Here are last year's testing results, in a table with filters:
https://www.asyousow.org/environmental-health/toxic-enforcement/toxic-chocolate#chocolate-tables
If you sort by highest lead content you get "NOW Healthy Foods Certified Organic Cocoa Powder 100% Pure" as the top result, and highest cadmium content you get "Sunfood Super Foods Raw Cacao Powder- Certified Organic" at the top. I find it hilariously ironic that the two highest ones are "Certified Organic". Also, the highest lead one was "100% pure".
Whoa, that site is awesome! I switch between Ghirardelli's and Lindt's super dark bar varieties. Looks like I need to stick with Ghirardelli.
Thanks.
So now maybe they can mine chocolate for raw material to make batteries. :-o
Ahh yes, lead and cadmium. Every chocolate factory has a lot of that laying around.
I mean they kinda do, the cacao tree pulls those elements (cadmium) out of the soil or the cacao is in contact with soil containing those elements during processing.
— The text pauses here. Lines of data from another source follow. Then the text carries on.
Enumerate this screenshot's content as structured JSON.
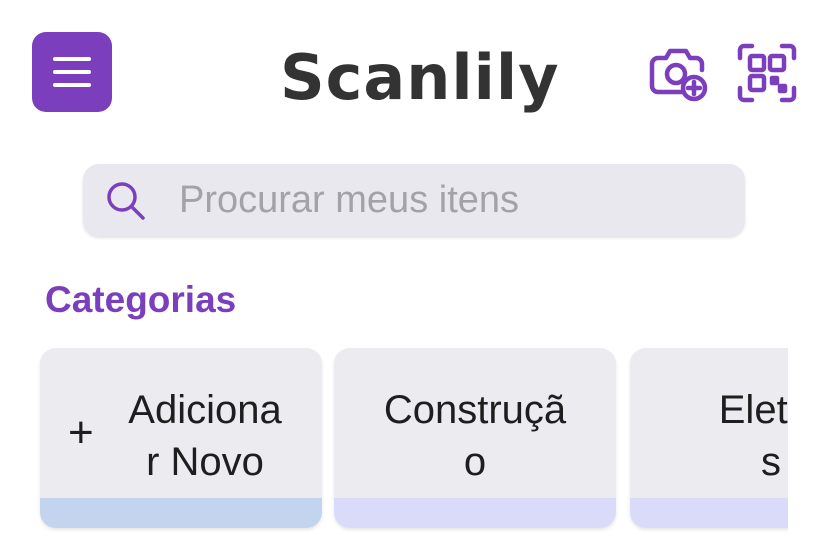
{
  "header": {
    "title": "Scanlily",
    "menu_icon": "hamburger-menu-icon",
    "camera_icon": "camera-add-icon",
    "qr_icon": "qr-scan-icon",
    "accent_color": "#7b3fbe"
  },
  "search": {
    "placeholder": "Procurar meus itens",
    "value": ""
  },
  "categories": {
    "title": "Categorias",
    "items": [
      {
        "label": "Adiciona r Novo",
        "line1": "Adiciona",
        "line2": "r Novo",
        "icon": "plus-icon",
        "stripe_color": "#c3d4ee"
      },
      {
        "label": "Construção",
        "line1": "Construçã",
        "line2": "o",
        "stripe_color": "#d9dbf9"
      },
      {
        "label": "Eletrô s",
        "line1": "Eletrô",
        "line2": "s",
        "stripe_color": "#d9dbf9"
      }
    ]
  }
}
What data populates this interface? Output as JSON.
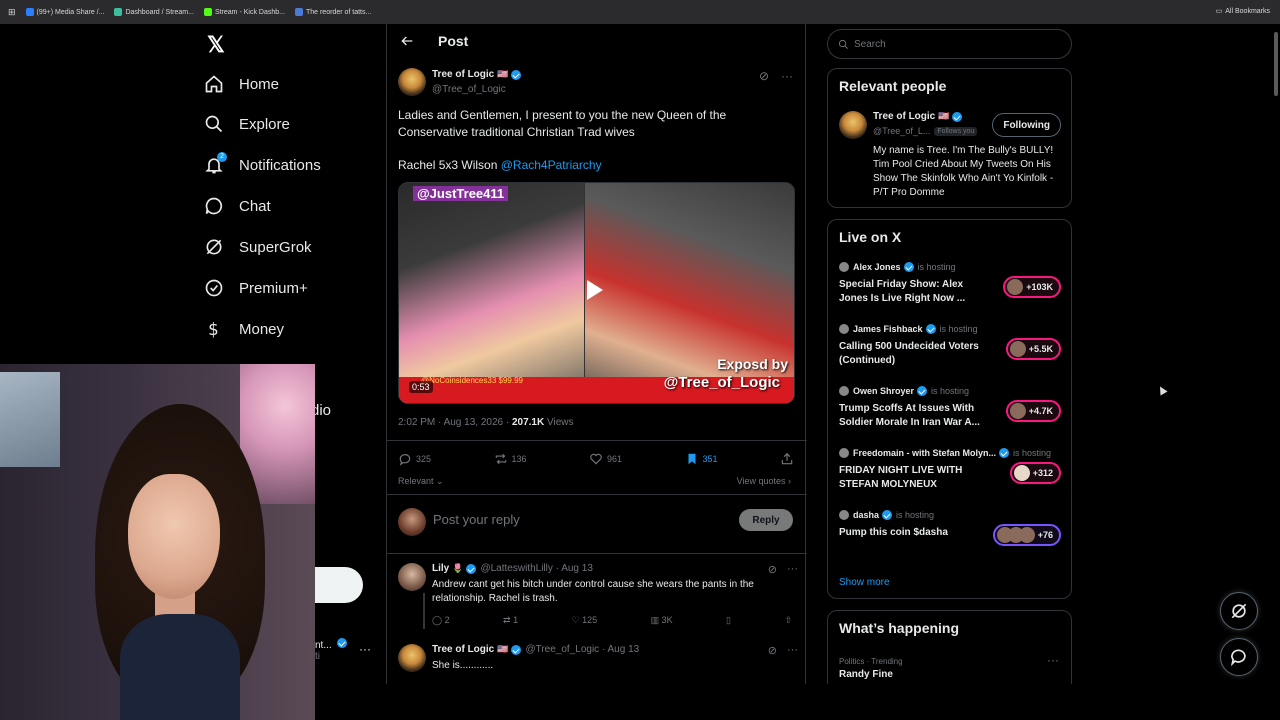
{
  "bookmarks": [
    "(99+) Media Share /...",
    "Dashboard / Stream...",
    "Stream - Kick Dashb...",
    "The reorder of tatts..."
  ],
  "all_bookmarks": "All Bookmarks",
  "nav": {
    "items": [
      "Home",
      "Explore",
      "Notifications",
      "Chat",
      "SuperGrok",
      "Premium+",
      "Money"
    ],
    "partial_item": "dio",
    "notif_badge": "2",
    "account_partial": "nt...",
    "account_handle_partial": "ti"
  },
  "header": {
    "title": "Post"
  },
  "post": {
    "name": "Tree of Logic",
    "flag": "🇺🇸",
    "handle": "@Tree_of_Logic",
    "text_line1": "Ladies and Gentlemen, I present to you the new Queen of the Conservative traditional Christian Trad wives",
    "text_line2_prefix": "Rachel 5x3 Wilson",
    "mention": "@Rach4Patriarchy",
    "video": {
      "watermark": "@JustTree411",
      "exposed": "Exposd by",
      "handle_tag": "@Tree_of_Logic",
      "duration": "0:53",
      "coin": "@NoCoinsidences33 $99.99"
    },
    "timestamp": "2:02 PM · Aug 13, 2026 ·",
    "views_count": "207.1K",
    "views_label": "Views",
    "replies": "325",
    "reposts": "136",
    "likes": "961",
    "bookmarks": "351",
    "relevant": "Relevant",
    "view_quotes": "View quotes"
  },
  "reply_box": {
    "placeholder": "Post your reply",
    "button": "Reply"
  },
  "replies": [
    {
      "name": "Lily",
      "emoji": "🌷",
      "handle": "@LatteswithLilly · Aug 13",
      "text": "Andrew cant get his bitch under control cause she wears the pants in the relationship. Rachel is trash.",
      "replies": "2",
      "reposts": "1",
      "likes": "125",
      "views": "3K"
    },
    {
      "name": "Tree of Logic",
      "emoji": "🇺🇸",
      "handle": "@Tree_of_Logic · Aug 13",
      "text": "She is............"
    }
  ],
  "search": {
    "placeholder": "Search"
  },
  "relevant_people": {
    "title": "Relevant people",
    "name": "Tree of Logic",
    "flag": "🇺🇸",
    "handle": "@Tree_of_L...",
    "follows_you": "Follows you",
    "button": "Following",
    "bio": "My name is Tree. I'm The Bully's BULLY! Tim Pool Cried About My Tweets On His Show The Skinfolk Who Ain't Yo Kinfolk - P/T Pro Domme"
  },
  "live": {
    "title": "Live on X",
    "hosting_label": "is hosting",
    "items": [
      {
        "host": "Alex Jones",
        "title": "Special Friday Show: Alex Jones Is Live Right Now ...",
        "count": "+103K"
      },
      {
        "host": "James Fishback",
        "title": "Calling 500 Undecided Voters (Continued)",
        "count": "+5.5K"
      },
      {
        "host": "Owen Shroyer",
        "title": "Trump Scoffs At Issues With Soldier Morale In Iran War A...",
        "count": "+4.7K"
      },
      {
        "host": "Freedomain - with Stefan Molyn...",
        "title": "FRIDAY NIGHT LIVE WITH STEFAN MOLYNEUX",
        "count": "+312"
      },
      {
        "host": "dasha",
        "title": "Pump this coin $dasha",
        "count": "+76"
      }
    ],
    "show_more": "Show more"
  },
  "happening": {
    "title": "What’s happening",
    "category": "Politics · Trending",
    "trend": "Randy Fine"
  },
  "colors": {
    "accent": "#1d9bf0",
    "live_ring": "#f91880",
    "bg": "#000000"
  }
}
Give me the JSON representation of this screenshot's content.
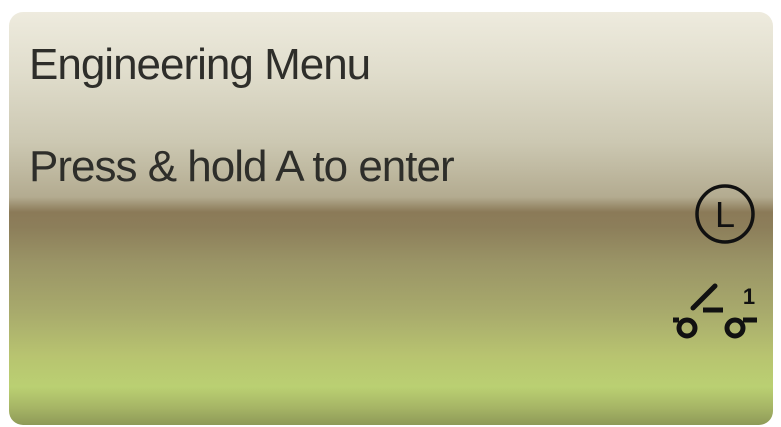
{
  "display": {
    "title": "Engineering Menu",
    "prompt": "Press & hold A to enter"
  },
  "status_icons": {
    "mode_letter": "L",
    "mode_icon": "circled-letter-icon",
    "switch_icon": "switch-contact-icon",
    "switch_number": "1"
  },
  "colors": {
    "text": "#2e2e2a",
    "icon": "#111111",
    "top_gradient": "#eeebde",
    "band": "#8b7a58",
    "bottom_green": "#bad072"
  }
}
Many brands have issues with lead and cadmium but it can be mitigated by choosing a better supplier, frequent testing, and protecting product better during shipment. Mentioning Hershey's is going to draw a lot of attention especially right before Halloween but it's a common issue in chocolate.
Edited with some corrections. Also mrchampion pointed out further down in this thread that it is likely the lead contamination comes from leaded gasoline during shipment.
The article mentions that the cadmium can largely be mitigated by preventing the beans from touching dirt in the drying process and shielding them from heavy metal dust. The lead though is probably introduced at the factory, and that's obviously a problem but not immediately clear where it's being introduced.
It also mentions that the only likely reason milk chocolate doesn't have these unsafe levels is because the dairy content reduces the amount of pure chocolate requires for the mix. So both milk and dark chocolate are bad, it's just milk chocolate has cocoa in it and thus less heavy metal.
But we just brought out "Her She" packaging. Now you want us to remove lead, which was saving us over a quarter cent per pallet? Millennial entitlement is truly boundless.
Here's Consumer Reports Dec. 2022 report that lists chocolate by company.
This was the report that started a run on dark chocolate from certain sources that helped raise prices to the crazy levels they are now (along with a worldwide shortage).
I ate a chunky bar the other night, because you know, sadness, and then went for a run a while later. A mile or so in my kidneys started to hurt. I can't say it was for sure the chunky bar but they haven't hurt like that before or since. What type of villainous corporate hack poisons the thing that's supposed to be the small escape of joy?
Also, Chunky is Nestle but still my bias says poison. I'm prepared to now receive your insults for liking Chunky bars.
Cool they used a picture of a chocolate bar even when chocolate bars were the one thing that consistently did not have heavy metals.
Mmm Cadmium Eggs are my favorite
How did you get two down votes for that joke. That was brilliant
Inaccurate. Hershey doesn't make Cadbury.